Deliverable quantity is computed as the number of lots of a stock held multiplied by the lot size. For example, if you are long on 5 lots of Reliance Industries and if you leave it to expiry then it will result in delivery to the tune of 2500 shares of RIL (500 per lot x 5 lots). Let us look at how the various positions in futures and options on stocks will result in actual delivery if left to expiry.

· If you are long on RIL futures and leave it to expiry, then it will result in a buy (security receivable) position. That means; you margins must be 100% of the contract value paid to the exchange by the end of expiry date or latest by E+1 date.

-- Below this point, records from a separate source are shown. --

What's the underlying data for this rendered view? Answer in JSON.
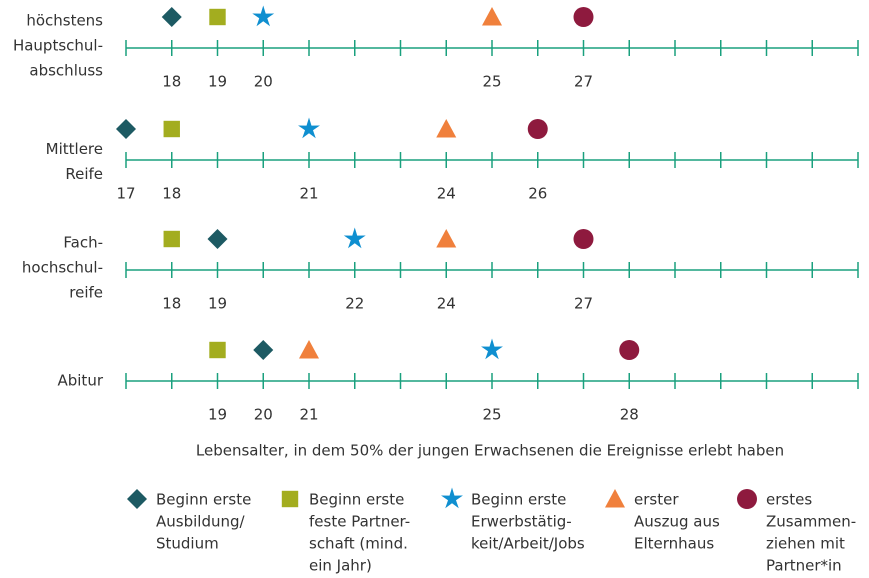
{
  "chart_data": {
    "type": "dot",
    "categories": [
      [
        "höchstens",
        "Hauptschul-",
        "abschluss"
      ],
      [
        "Mittlere",
        "Reife"
      ],
      [
        "Fach-",
        "hochschul-",
        "reife"
      ],
      [
        "Abitur"
      ]
    ],
    "series": [
      {
        "name": [
          "Beginn erste",
          "Ausbildung/",
          "Studium"
        ],
        "color": "#1d5a63",
        "marker": "diamond",
        "values": [
          18,
          17,
          19,
          20
        ]
      },
      {
        "name": [
          "Beginn erste",
          "feste Partner-",
          "schaft (mind.",
          "ein Jahr)"
        ],
        "color": "#a3ad1f",
        "marker": "square",
        "values": [
          19,
          18,
          18,
          19
        ]
      },
      {
        "name": [
          "Beginn erste",
          "Erwerbstätig-",
          "keit/Arbeit/Jobs"
        ],
        "color": "#0f8fd0",
        "marker": "star",
        "values": [
          20,
          21,
          22,
          25
        ]
      },
      {
        "name": [
          "erster",
          "Auszug aus",
          "Elternhaus"
        ],
        "color": "#f0803c",
        "marker": "triangle",
        "values": [
          25,
          24,
          24,
          21
        ]
      },
      {
        "name": [
          "erstes",
          "Zusammen-",
          "ziehen mit",
          "Partner*in"
        ],
        "color": "#8e1a3e",
        "marker": "circle",
        "values": [
          27,
          26,
          27,
          28
        ]
      }
    ],
    "xlabel": "Lebensalter, in dem 50% der jungen Erwachsenen die Ereignisse erlebt haben",
    "xlim": [
      17,
      33
    ],
    "xticks": [
      17,
      18,
      19,
      20,
      21,
      22,
      23,
      24,
      25,
      26,
      27,
      28,
      29,
      30,
      31,
      32,
      33
    ]
  }
}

· If you are short on RIL futures then it result in a sell (security deliverable) position. That means, you need to ensure that you have equivalent shares clear in your demat account that is mapped to your trading account. If there are any hitches, it will be treated as a delivery default and penal charges and auction costs will be imposed on you.

· What about call options on stocks. This will apply only to options that are ITM and left to expiry, not to positions squared off. Even if you are long on options, the last week will entail progressively higher collection of margins going up to 100% by the expiry day. In case of ITM call options, if you are a buyer of call it will result in a buy (security receivable) position. On the other hand, if you have a short call assigned it will result in a sell (security deliverable) position since it is an obligation to sell. In the latter case, you must have the required shares available in your demat account failing which penal and auction losses will come up.

· Finally, let us turn to ITM put options. In the case of long puts exercised it will result in a sell (security deliverable) position. That means you need to have shares available and ready in your demat account to give equivalent delivery. On the other hand, if a short put option gets assigned then it will result in a buy (security receivable) position. In this case, you have an obligation to buy because you have sold a put option.